Saturday, January 26, 2013

Bonanza Column 269 - IVGID Trustees Need to Slow Down

If there is one theme in the early reports about the new IVGID Board of Trustees, it is “slow down.” The new Trustees (three of the five on the Board) were no sooner sworn in than the Board embarked on a four-hour meeting to consider such matters as the search for a new General Manager, the e-Learning Café’s proposal to the Library Board, and Board meeting locations and frequency. The Board packet for this meeting totaled 171 pages and covered a lot of ground. One assumes that the Trustees, particularly the newly-elected three, pored over this packet and studied it carefully to be able to deliberate on all this in just four hours.

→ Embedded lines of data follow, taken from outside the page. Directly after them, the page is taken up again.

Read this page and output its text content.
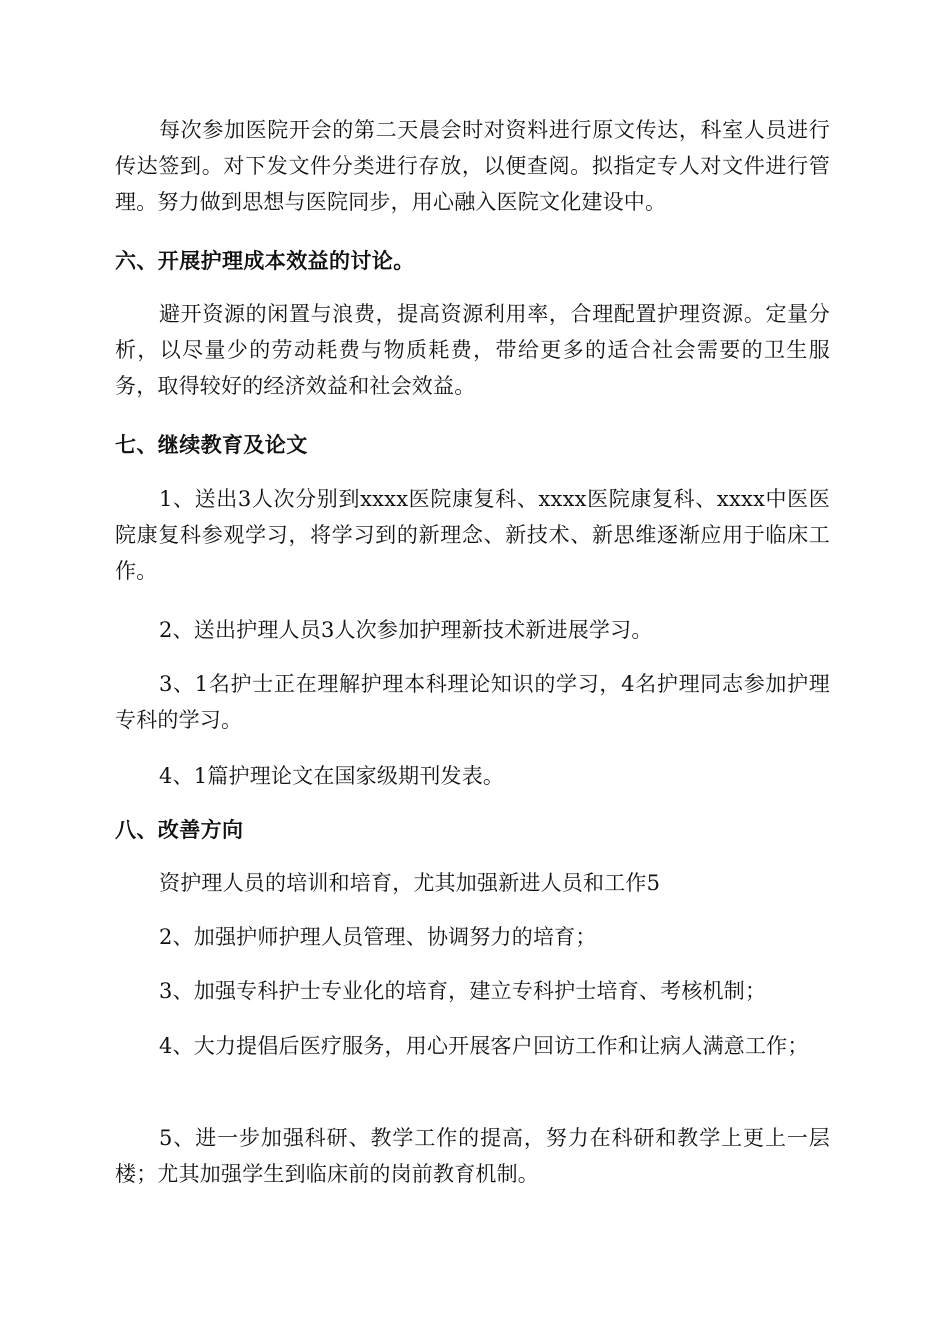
每次参加医院开会的第二天晨会时对资料进行原文传达，科室人员进行传达签到。对下发文件分类进行存放，以便查阅。拟指定专人对文件进行管理。努力做到思想与医院同步，用心融入医院文化建设中。

六、开展护理成本效益的讨论。

避开资源的闲置与浪费，提高资源利用率，合理配置护理资源。定量分析，以尽量少的劳动耗费与物质耗费，带给更多的适合社会需要的卫生服务，取得较好的经济效益和社会效益。

七、继续教育及论文

1、送出3人次分别到xxxx医院康复科、xxxx医院康复科、xxxx中医医院康复科参观学习，将学习到的新理念、新技术、新思维逐渐应用于临床工作。

2、送出护理人员3人次参加护理新技术新进展学习。

3、1名护士正在理解护理本科理论知识的学习，4名护理同志参加护理专科的学习。

4、1篇护理论文在国家级期刊发表。

八、改善方向

资护理人员的培训和培育，尤其加强新进人员和工作5

2、加强护师护理人员管理、协调努力的培育；

3、加强专科护士专业化的培育，建立专科护士培育、考核机制；

4、大力提倡后医疗服务，用心开展客户回访工作和让病人满意工作；

5、进一步加强科研、教学工作的提高，努力在科研和教学上更上一层楼；尤其加强学生到临床前的岗前教育机制。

Two of the three new Trustees ran on almost identical platforms of cost-cutting and “efficiencies.” As I’ve discussed before, interpretation of election results is at best an inexact art. Except in the case of a landslide, everyone is able to read in the tea leaves of vote counts anything they want to, but objective conclusions are difficult. In my view, the best course for a newly elected official to take is to consider his or her election a limited endorsement (at best) of whatever views they put forth in their campaign, and tread cautiously with a finger on the public pulse.
According to the 2010 census, the population of Incline Village/Crystal Bay is 8,777. Of these there were, in the 2012 election, 5,566 registered voters (Washoe County Registrar of Voters), or 63% of the total population. The three who were elected, Mssrs. Smith, Devine, and Hammerel, received 47.75%, 39.5%, and 39.3% of the vote respectively. This means that 50 to 60% of the electorate did not endorse the three who were elected. I’m not saying that means their positions were wrong, just that they do not necessarily reflect the views of over half of those who voted.
Based on this it would be a mistake for the Board (and I’m speaking here about Trustees Smith and Hammerel in particular) to think their only job is to cut costs and create “efficiencies.” Yes, these are high priorities for governments at all levels, and every decision taken should include an analysis of fiscal impact, but as any executive will tell you, cost is only half of the financial picture – the other half is benefit, whether financial (return on investment, ROI), or environmental or social – and it is the cost/benefit ratio that should guide decisions.
The Trustees need to remember that they are stewards of the District’s resources. A steward manages property and affairs on behalf of someone else. Stewardship is an ethic that embodies responsible planning and management of resources, and is generally understood to include returning the resources in improved shape, and where stewardship of financial resources is concerned, growing the resource wherever possible.
This point about stewardship is an important distinction because Trustees are not the same as representatives. The IVGID Trustees are elected by the whole village to be the stewards of the District, not necessarily to do what is popular. At the same time, they have to be responsive to the “owners” of the resources, and where there is no clear downside should probably act in alignment with vox populi. However, it’s important that they have a good read on what that voice of the people is telling them. In the case of the eLearning Café and the Library Board, while the Café’s founder asserted that the majority of the community is in favor of her proposal, there is scant evidence to support this assertion and there is definite opposition. For the Board to have endorsed the idea without a clear sounding of the community was precipitous at best.
This brings us to the matter of the new GM, a decision that will have a major impact on the direction of IVGID in the future. I can’t see how the Board can make this decision without a clear indication from the residents about what we want the character of the community to be. When Bill Horn announced his impending retirement, the work of Incline 2020 went from interesting and important to crucial. Hopefully the Board will take this work into account and not base its decision on generic hiring parameters.